SmallTalks "Equivalence of continuous- and discrete-variable gate-based quantum computers with finite energy"

Abstract 

Quantum computers are computational devices that are expected to solve certain problems much faster than classical computers. The speedup comes from the fact that quantum computers can utilize phenomena from quantum physics like superposition, entanglement, and interference. This new form of information processing is expected to enable the quantum computer to display huge speedups for tasks such as integer factorization and simulation of chemical reactions.

For a quantum system to be a suitable basis in quantum computer, it must be able to store information and be manipulated to perform calculations. The quantum system that most resembles a classical bit, which is the smallest unit of information in a classical computer, is a two-level quantum system, which is known as a qubit. A classical bit can only take the value 0 or 1, but a qubit can exist in a superposition between 0 and 1. This means the qubit can exist in both states simultaneously until it is measured. Higher-dimensional systems can also be used to encode information, which is usually called a qudit. These approaches fall under the umbrella of discrete-variable quantum computing.

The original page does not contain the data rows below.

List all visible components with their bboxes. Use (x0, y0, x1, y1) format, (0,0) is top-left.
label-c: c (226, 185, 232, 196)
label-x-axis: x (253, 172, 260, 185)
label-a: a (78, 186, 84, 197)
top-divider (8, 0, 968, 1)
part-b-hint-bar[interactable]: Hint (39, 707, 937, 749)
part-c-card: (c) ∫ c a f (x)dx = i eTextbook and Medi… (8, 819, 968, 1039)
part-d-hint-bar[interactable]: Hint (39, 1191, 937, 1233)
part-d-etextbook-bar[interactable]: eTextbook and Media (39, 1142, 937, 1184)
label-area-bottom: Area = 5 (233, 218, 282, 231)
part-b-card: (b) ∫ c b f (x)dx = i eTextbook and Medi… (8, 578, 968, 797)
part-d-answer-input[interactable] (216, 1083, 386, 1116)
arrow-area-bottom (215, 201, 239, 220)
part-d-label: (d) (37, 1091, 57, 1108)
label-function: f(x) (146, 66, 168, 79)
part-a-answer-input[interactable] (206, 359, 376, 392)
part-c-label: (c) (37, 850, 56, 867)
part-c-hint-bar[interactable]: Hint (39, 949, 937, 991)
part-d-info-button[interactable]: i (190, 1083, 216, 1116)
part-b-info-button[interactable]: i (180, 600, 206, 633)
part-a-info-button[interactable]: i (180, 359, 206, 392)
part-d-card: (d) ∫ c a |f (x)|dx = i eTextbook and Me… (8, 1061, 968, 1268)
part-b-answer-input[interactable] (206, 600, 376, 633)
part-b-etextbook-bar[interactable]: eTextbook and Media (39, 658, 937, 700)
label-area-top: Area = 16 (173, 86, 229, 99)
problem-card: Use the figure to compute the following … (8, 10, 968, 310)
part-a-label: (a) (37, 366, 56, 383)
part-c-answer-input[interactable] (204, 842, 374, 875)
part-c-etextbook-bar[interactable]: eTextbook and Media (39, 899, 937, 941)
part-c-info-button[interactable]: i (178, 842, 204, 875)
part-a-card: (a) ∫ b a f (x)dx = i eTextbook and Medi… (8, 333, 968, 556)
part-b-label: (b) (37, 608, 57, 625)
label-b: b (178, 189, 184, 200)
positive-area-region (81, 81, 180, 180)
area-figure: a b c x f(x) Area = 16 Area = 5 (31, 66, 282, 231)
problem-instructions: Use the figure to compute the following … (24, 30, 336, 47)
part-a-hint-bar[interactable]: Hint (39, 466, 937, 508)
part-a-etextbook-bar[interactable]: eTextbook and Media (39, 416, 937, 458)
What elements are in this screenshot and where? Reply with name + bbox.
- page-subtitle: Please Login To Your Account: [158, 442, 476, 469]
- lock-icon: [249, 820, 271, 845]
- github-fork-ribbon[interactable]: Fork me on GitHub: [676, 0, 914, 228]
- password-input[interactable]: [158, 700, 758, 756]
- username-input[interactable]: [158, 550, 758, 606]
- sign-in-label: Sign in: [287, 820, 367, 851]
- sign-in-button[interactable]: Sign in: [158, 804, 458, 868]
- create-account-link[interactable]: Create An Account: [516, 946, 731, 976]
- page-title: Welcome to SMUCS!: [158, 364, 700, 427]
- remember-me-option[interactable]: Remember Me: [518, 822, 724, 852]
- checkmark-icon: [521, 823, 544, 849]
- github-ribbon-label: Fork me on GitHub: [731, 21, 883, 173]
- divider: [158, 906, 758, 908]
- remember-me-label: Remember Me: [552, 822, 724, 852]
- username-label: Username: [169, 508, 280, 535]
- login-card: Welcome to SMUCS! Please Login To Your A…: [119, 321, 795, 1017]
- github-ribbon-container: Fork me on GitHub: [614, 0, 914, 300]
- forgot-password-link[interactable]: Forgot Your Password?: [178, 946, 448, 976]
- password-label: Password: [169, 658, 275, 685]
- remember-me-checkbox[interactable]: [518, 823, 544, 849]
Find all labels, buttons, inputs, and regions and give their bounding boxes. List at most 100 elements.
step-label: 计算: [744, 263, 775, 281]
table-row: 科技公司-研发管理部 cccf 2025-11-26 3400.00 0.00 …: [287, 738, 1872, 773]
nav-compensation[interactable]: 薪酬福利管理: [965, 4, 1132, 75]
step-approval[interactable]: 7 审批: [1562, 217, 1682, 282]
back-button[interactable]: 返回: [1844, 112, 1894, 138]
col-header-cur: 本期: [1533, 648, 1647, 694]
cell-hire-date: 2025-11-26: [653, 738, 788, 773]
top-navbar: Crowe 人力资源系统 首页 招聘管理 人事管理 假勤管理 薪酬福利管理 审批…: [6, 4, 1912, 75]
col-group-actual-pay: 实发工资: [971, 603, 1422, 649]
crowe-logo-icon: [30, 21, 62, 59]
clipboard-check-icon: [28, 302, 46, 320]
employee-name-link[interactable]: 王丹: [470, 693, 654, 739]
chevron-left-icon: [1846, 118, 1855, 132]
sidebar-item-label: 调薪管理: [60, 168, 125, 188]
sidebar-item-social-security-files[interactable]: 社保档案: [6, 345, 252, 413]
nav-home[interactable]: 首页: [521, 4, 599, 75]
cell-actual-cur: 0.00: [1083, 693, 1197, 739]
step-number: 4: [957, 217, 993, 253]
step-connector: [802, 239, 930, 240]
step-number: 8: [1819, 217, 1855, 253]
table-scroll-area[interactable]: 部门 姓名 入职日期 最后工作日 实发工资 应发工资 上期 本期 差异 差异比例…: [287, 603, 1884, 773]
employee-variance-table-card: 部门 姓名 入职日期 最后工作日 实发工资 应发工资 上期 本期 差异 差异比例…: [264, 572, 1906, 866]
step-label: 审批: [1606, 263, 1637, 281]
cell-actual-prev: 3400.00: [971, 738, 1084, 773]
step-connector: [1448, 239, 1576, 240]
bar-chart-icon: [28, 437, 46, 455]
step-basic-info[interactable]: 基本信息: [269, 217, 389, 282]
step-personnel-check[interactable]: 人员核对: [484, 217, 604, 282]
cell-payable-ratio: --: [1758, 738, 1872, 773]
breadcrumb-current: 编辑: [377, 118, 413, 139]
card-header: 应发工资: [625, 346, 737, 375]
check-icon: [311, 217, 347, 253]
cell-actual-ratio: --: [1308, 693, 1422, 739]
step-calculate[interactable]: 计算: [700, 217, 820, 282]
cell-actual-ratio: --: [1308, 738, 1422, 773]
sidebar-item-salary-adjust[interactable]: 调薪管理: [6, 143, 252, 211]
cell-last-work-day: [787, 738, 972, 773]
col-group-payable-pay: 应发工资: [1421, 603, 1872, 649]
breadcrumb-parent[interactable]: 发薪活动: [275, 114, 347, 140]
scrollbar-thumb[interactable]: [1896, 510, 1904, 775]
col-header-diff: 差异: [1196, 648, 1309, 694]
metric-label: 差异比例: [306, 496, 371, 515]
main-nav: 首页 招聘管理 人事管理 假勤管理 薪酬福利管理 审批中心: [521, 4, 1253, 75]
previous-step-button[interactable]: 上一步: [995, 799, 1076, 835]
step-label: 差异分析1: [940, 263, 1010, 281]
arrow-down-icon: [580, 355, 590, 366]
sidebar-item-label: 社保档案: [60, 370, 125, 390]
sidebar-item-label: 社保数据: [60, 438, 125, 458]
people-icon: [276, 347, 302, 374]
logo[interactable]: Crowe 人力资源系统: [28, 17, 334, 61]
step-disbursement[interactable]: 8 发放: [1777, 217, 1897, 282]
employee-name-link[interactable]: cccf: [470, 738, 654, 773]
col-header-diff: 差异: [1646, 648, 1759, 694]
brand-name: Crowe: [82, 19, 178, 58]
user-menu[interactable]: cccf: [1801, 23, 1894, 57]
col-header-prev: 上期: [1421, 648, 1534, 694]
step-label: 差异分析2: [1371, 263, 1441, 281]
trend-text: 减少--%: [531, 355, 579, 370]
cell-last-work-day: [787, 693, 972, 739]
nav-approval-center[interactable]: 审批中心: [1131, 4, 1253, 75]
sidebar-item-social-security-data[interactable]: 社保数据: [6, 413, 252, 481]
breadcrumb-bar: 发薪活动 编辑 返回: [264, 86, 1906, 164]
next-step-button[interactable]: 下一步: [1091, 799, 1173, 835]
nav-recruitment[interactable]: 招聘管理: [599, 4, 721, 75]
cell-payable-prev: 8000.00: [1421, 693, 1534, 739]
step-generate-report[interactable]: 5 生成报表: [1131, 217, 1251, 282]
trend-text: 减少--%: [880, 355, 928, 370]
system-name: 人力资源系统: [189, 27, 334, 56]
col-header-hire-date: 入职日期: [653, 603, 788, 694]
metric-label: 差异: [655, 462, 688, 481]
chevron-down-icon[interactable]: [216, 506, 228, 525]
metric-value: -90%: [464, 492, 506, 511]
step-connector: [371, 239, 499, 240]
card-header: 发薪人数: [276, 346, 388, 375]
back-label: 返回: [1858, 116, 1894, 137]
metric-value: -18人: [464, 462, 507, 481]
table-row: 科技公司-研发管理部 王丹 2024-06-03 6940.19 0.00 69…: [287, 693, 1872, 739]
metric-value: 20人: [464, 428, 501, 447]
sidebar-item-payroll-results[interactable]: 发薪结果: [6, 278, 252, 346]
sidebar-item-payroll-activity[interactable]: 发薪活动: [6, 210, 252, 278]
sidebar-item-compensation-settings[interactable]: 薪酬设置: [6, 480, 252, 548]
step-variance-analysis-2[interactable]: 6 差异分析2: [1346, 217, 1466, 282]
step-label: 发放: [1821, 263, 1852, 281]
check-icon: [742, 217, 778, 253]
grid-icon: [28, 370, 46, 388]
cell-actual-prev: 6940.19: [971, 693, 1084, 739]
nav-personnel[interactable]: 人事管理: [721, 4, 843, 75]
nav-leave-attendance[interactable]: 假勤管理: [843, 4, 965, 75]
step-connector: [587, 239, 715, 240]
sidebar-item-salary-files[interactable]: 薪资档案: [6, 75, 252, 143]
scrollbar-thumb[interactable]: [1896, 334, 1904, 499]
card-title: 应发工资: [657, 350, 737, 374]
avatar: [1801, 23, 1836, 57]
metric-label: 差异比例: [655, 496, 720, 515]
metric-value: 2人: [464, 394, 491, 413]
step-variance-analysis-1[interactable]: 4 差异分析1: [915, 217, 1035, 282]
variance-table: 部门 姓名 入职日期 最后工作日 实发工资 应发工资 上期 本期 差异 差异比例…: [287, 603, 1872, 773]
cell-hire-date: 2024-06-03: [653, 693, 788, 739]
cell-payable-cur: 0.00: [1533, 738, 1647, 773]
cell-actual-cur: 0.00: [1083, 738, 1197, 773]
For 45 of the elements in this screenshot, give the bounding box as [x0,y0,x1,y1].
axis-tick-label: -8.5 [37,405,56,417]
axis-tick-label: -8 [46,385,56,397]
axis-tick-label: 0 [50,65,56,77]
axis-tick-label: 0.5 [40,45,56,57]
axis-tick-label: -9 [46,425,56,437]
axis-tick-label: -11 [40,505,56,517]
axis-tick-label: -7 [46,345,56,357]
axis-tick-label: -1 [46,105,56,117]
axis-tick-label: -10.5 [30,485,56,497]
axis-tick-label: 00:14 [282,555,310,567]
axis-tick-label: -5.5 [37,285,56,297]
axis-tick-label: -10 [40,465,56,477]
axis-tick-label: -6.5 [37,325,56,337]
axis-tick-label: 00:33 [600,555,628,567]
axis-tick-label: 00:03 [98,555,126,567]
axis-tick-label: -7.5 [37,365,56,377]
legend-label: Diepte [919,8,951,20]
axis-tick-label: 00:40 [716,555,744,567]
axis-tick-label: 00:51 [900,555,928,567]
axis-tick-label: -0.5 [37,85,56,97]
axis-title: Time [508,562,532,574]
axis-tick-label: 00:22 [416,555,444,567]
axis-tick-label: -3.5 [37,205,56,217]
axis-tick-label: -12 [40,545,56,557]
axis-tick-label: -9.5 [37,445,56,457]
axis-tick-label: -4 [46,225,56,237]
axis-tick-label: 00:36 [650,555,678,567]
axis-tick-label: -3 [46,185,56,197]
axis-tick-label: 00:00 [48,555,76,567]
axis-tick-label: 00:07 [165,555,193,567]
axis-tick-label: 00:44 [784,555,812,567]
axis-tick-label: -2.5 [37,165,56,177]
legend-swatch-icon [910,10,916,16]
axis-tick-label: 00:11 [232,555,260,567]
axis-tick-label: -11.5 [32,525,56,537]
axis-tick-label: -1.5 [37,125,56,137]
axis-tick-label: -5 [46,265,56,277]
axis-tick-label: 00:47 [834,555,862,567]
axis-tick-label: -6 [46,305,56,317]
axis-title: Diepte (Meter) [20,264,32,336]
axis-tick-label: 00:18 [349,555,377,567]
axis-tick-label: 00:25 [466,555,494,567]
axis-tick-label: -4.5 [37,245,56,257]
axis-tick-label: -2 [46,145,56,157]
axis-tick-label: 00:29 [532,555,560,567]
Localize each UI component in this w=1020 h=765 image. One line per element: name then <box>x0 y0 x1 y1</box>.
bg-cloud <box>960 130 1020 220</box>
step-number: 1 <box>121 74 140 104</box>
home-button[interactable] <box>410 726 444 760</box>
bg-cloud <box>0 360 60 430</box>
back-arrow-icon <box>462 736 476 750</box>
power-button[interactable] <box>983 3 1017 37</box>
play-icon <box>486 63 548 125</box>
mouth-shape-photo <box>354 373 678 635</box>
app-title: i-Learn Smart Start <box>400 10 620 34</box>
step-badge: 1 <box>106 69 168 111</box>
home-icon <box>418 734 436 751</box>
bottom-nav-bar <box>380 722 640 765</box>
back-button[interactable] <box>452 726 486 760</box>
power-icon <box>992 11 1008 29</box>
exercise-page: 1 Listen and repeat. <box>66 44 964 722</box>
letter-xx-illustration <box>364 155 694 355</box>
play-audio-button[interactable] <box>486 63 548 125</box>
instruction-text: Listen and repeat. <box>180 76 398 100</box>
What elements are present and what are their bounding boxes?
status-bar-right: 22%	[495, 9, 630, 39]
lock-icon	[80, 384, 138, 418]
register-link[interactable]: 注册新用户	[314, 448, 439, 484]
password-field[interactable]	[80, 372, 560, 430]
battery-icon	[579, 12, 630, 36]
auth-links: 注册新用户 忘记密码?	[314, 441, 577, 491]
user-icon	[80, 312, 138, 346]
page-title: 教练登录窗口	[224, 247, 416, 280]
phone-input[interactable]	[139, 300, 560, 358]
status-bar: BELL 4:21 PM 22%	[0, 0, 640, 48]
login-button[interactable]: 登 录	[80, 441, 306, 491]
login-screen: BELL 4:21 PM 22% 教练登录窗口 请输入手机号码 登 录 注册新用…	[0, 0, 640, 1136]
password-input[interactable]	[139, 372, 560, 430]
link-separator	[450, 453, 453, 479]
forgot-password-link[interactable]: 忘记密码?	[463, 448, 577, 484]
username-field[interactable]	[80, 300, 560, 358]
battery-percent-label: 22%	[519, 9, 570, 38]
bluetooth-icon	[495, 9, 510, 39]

Quantum systems, however, offer more features than just a discrete number of levels. Other physical properties, such as the amplitude and phase (or position and momentum–like variables) of electromagnetic fields, can also be used to encode information. These degrees of freedom form a continuous, effectively infinite, basis. Quantum computers that utilize these types of quantum systems are known as continuous-variable quantum computers.

Although quantum computers are expected to outperform classical computers on certain tasks, a natural question to ask in light of the discrete- and continuous-variable approaches is: Is there a difference in the computational powers of discrete-variable versus continuous-variable quantum computers? It is straightforward to see that continuous-variable quantum computers are at least as powerful as discrete-variable ones since a continuous system can contain any finite-dimensional system as a subset. In other words, a discrete-variable encoding can always be embedded inside a continuous-variable system. In this work, we investigate the converse case: how well can continuous-variable quantum computers be simulated by discrete-variable quantum computers?

We prove that discrete-variable quantum computers can simulate realistic continuous-variable devices. We do so by creating a method to convert general continuous-variable states to discrete-variable ones. Similarly, we describe how to convert continuous-variable operations and measurements to their discrete-variable counterparts. By applying this method and examining the error contributed by each approximation, we find that the total error can always be made arbitrarily small. This means that using a realistic continuous-variable quantum computer will not give an advantage over using a discrete-variable device.